JPMorgan Chase, Bank of America, Wells Fargo and PNC Financial Services Group have held preliminary discussions in recent months about acquiring a debit card network owned by Fiserv. The talks are early and tentative, and they may never turn into a deal.
The interest helps explain why Fiserv is back in the market conversation now. On Monday, July 6, the reported the discussions, saying some of the country’s largest banks were exploring a purchase that could let them work around one of the rules they dislike most: limits on what they can earn from debit-card transactions.

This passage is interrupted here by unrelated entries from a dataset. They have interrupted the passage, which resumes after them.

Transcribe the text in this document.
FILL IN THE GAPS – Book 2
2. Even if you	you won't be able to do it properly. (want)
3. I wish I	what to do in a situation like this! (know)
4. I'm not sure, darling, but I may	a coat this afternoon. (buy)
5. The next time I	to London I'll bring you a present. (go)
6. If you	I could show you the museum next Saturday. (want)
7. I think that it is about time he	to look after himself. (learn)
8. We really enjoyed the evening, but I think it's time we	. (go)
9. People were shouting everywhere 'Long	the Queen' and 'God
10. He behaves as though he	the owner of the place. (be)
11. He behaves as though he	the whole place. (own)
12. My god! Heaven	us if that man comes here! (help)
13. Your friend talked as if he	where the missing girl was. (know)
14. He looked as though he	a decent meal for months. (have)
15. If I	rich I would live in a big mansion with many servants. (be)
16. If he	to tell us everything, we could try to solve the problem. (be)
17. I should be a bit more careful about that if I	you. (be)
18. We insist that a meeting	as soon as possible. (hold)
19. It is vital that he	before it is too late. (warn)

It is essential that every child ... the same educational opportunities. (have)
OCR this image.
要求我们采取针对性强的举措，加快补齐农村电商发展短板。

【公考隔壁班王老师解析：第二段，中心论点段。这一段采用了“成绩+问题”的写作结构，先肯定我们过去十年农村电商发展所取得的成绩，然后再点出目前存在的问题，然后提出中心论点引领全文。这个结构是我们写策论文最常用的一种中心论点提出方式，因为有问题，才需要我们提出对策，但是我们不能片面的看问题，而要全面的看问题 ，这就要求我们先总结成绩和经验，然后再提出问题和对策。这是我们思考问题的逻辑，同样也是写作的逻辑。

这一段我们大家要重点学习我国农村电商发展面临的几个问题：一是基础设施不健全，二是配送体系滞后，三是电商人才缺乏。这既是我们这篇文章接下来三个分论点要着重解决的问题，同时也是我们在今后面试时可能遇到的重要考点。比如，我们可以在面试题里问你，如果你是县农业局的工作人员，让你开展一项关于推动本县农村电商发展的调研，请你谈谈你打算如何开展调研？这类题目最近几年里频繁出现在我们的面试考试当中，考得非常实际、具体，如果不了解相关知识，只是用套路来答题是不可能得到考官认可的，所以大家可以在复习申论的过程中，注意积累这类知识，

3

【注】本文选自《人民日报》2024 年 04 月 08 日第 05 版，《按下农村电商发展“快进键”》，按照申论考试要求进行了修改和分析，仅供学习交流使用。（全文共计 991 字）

The appeal is straightforward. The Durbin Amendment, part of the 2010 Dodd-Frank law, limits debit card interchange fees that banks with $10 billion or more in assets can collect from merchants when transactions are routed over an outside network. But a network owner may be exempt from those caps, which is why control of the rails matters as much as the card itself.
Fiserv owns STAR and Accel, both of which process debit card transactions. Capital One’s $50.6 billion purchase of Discover showed the model in another corner of payments: own the network, and the economics can change. That is why the idea is drawing attention even as Fiserv’s shares have fallen sharply.
But the overlap in interest does not mean momentum. Several banks that examined the idea have already decided they are unlikely to move forward, a sign that the deal math is not easy. Some bank executives worry a purchase could trigger backlash from lawmakers, regulators and merchants, especially if it looks like a direct attempt to sidestep fee limits.
That concern is not theoretical. Merchants have long argued that lower interchange fees help keep consumer prices down, while banks counter that the caps reduced revenue that once supported free checking, debit rewards and other consumer services. Those arguments have shaped the fight over debit economics for years, and any attempt to buy a network from Fiserv would drop straight into that same dispute.
For now, the talks remain at the earliest stage. The unresolved question is whether any of the big banks that looked at the idea will actually move ahead, or whether the more immediate result is simply another sign that large lenders are still searching for leverage in payments wherever they can find it.